É hora de parar de comparar café arábica e robusta?
Por Jordan Montgomery
A ascensão dos cafés especiais anda de mãos dadas com a glamourização da palavra “arábica”.
Por volta da virada do século, embalagens exibindo orgulhosamente “100% arábica” tornaram-se uma abreviação de “café de alta qualidade”, sugerindo que qualquer outra coisa era inferior. Sem surpresa, essa obsessão pelo arábica como espécie logo deixou outras de lado, inclusive o robusta.Isso não foi completamente sem mérito.
Historicamente, a maior parte do café robusta encontrado no mercado tem sido dura, amarga e emborrachada em comparação com as características mais suaves e doces dos grãos arábica. Os grãos robusta também tendem a ter maior teor de cafeína, criando a impressão de que também é o café “mais forte”. No entanto, o robusta continua a representar mais de 40% da produção global de café.
É amplamente utilizado em tudo, desde misturas de café instantâneo a especial, e oferece uma série de características que muitos preferem, principalmente quando usado para fazer café expresso. Como tal, alguns começaram a questionar se as comparações entre as espécies são justificadas ou mesmo relevantes. E, em particular, se pensar em arábica enquanto bebe café robusta – e vice-versa – poderia distorcer as percepções.
Duas espécies, dois mercados
Gio Hidalgo é o fundador da Latitud 0° Green Coffee no Equador e co-fundador da Giovanna Kaffee Roastery em Colônia, Alemanha. Sua torrefação e cafeteria são especializadas no uso de Coffea canephora, da qual robusta é a subespécie mais cultivada.
Apesar de ter recebido um feedback extremamente positivo sobre os cafés canephora de sua empresa, Gio afirma que os principais perpetradores por trás das percepções negativas dos cafés robusta são a qualidade e o preço.“A indústria do café queria toneladas de canéforas baratas para suas marcas e, se você paga quase nada por um produto, obtém uma qualidade ruim”, diz ela. “Como consequência, a canephora foi automaticamente percebida como inferior em sabor e qualidade.”
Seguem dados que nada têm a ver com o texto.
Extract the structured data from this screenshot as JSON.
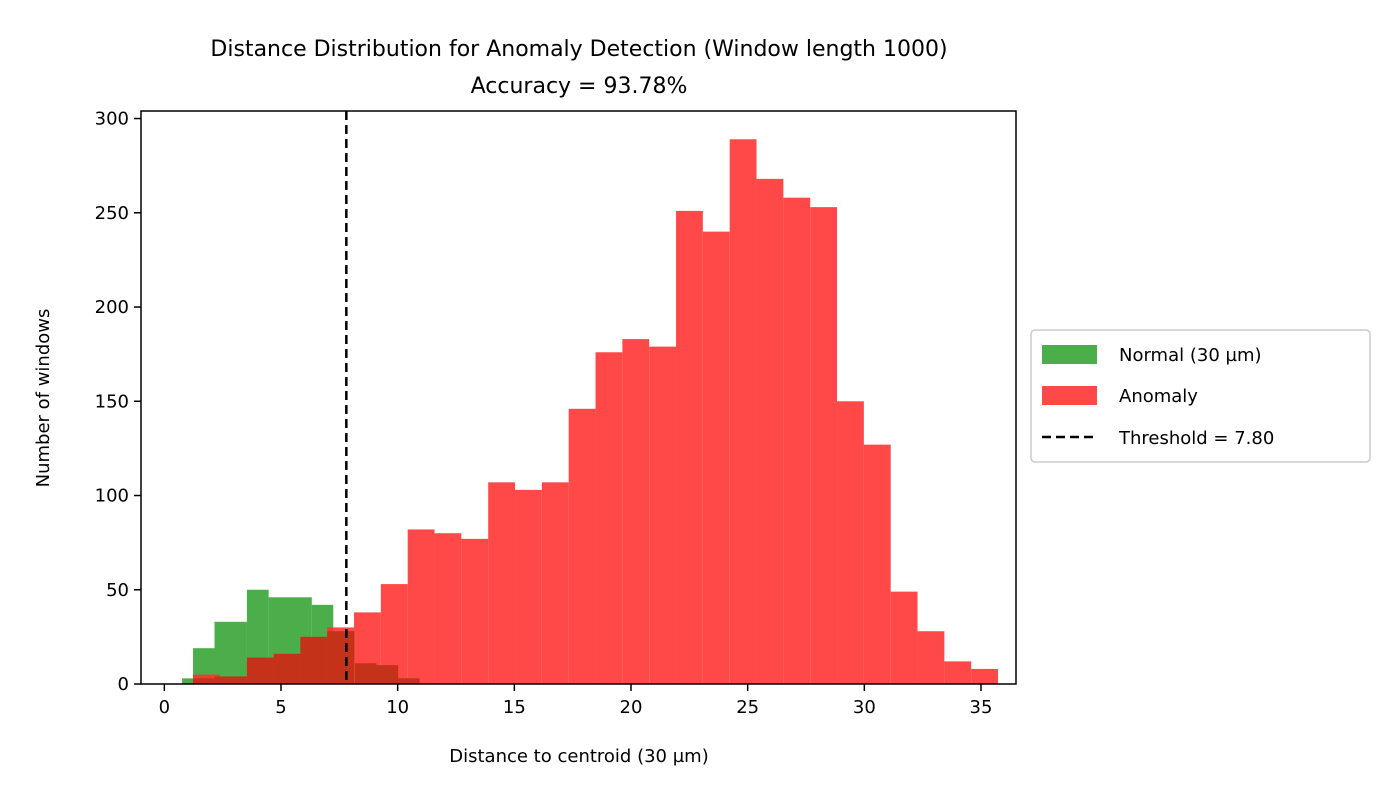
{
  "chart_data": {
    "type": "histogram",
    "title": "Distance Distribution for Anomaly Detection (Window length 1000)",
    "subtitle": "Accuracy = 93.78%",
    "xlabel": "Distance to centroid (30 µm)",
    "ylabel": "Number of windows",
    "xlim": [
      -1,
      36.5
    ],
    "ylim": [
      0,
      304
    ],
    "xticks": [
      0,
      5,
      10,
      15,
      20,
      25,
      30,
      35
    ],
    "yticks": [
      0,
      50,
      100,
      150,
      200,
      250,
      300
    ],
    "grid": false,
    "legend_position": "outside-right",
    "threshold": {
      "label": "Threshold = 7.80",
      "value": 7.8,
      "color": "#000000",
      "style": "dashed"
    },
    "series": [
      {
        "name": "Normal (30 µm)",
        "color": "#2ca02c",
        "opacity": 0.85,
        "bins": [
          [
            0.76,
            1.23,
            3
          ],
          [
            1.23,
            2.15,
            19
          ],
          [
            2.15,
            3.54,
            33
          ],
          [
            3.54,
            4.47,
            50
          ],
          [
            4.47,
            6.32,
            46
          ],
          [
            6.32,
            7.24,
            42
          ],
          [
            7.24,
            8.17,
            28
          ],
          [
            8.17,
            9.09,
            11
          ],
          [
            9.09,
            10.02,
            10
          ],
          [
            10.02,
            10.94,
            3
          ]
        ]
      },
      {
        "name": "Anomaly",
        "color": "#ff3030",
        "opacity": 0.88,
        "bins": [
          [
            1.23,
            2.38,
            5
          ],
          [
            2.38,
            3.54,
            4
          ],
          [
            3.54,
            4.69,
            14
          ],
          [
            4.69,
            5.83,
            16
          ],
          [
            5.83,
            6.98,
            25
          ],
          [
            6.98,
            8.13,
            30
          ],
          [
            8.13,
            9.28,
            38
          ],
          [
            9.28,
            10.43,
            53
          ],
          [
            10.43,
            11.58,
            82
          ],
          [
            11.58,
            12.73,
            80
          ],
          [
            12.73,
            13.88,
            77
          ],
          [
            13.88,
            15.03,
            107
          ],
          [
            15.03,
            16.18,
            103
          ],
          [
            16.18,
            17.33,
            107
          ],
          [
            17.33,
            18.48,
            146
          ],
          [
            18.48,
            19.63,
            176
          ],
          [
            19.63,
            20.78,
            183
          ],
          [
            20.78,
            21.93,
            179
          ],
          [
            21.93,
            23.08,
            251
          ],
          [
            23.08,
            24.23,
            240
          ],
          [
            24.23,
            25.38,
            289
          ],
          [
            25.38,
            26.53,
            268
          ],
          [
            26.53,
            27.68,
            258
          ],
          [
            27.68,
            28.83,
            253
          ],
          [
            28.83,
            29.98,
            150
          ],
          [
            29.98,
            31.13,
            127
          ],
          [
            31.13,
            32.28,
            49
          ],
          [
            32.28,
            33.43,
            28
          ],
          [
            33.43,
            34.58,
            12
          ],
          [
            34.58,
            35.73,
            8
          ]
        ]
      }
    ],
    "overlap": {
      "color": "#c43219",
      "bins": [
        [
          1.23,
          2.15,
          3
        ],
        [
          2.15,
          3.54,
          4
        ],
        [
          3.54,
          4.69,
          14
        ],
        [
          4.69,
          5.83,
          16
        ],
        [
          5.83,
          6.98,
          25
        ],
        [
          6.98,
          8.13,
          28
        ],
        [
          8.17,
          9.09,
          11
        ],
        [
          9.09,
          10.02,
          10
        ],
        [
          10.02,
          10.94,
          3
        ]
      ]
    }
  }
}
Até hoje, grande parte do robusta do mundo é usado em produtos de café solúvel, como “enchimento” para misturas de café e em produtos de café de qualidade. Com isso, muitos acreditam que pode não haver espaço – ou demanda – para seu uso no setor de cafés especiais. Com características e regulamentações muito diferentes, bem como fortes opiniões e preconceitos no setor cafeeiro em relação à qualidade, parece um equívoco colocar o arábica e o robusta nos mesmos padrões – ou vê-los como o mesmo produto.
Will Frith é o fundador e diretor de produto da torrefadora Building Coffee e Bel café no Vietnã. Para ele, o setor de cafés especiais precisa reconhecer as diferenças entre arábica e robusta e tratá-los como produtos separados. Isso não apenas permitirá que a indústria do café perceba o valor de cada espécie em vários mercados, diz ele, mas também atenderá à demanda do consumidor.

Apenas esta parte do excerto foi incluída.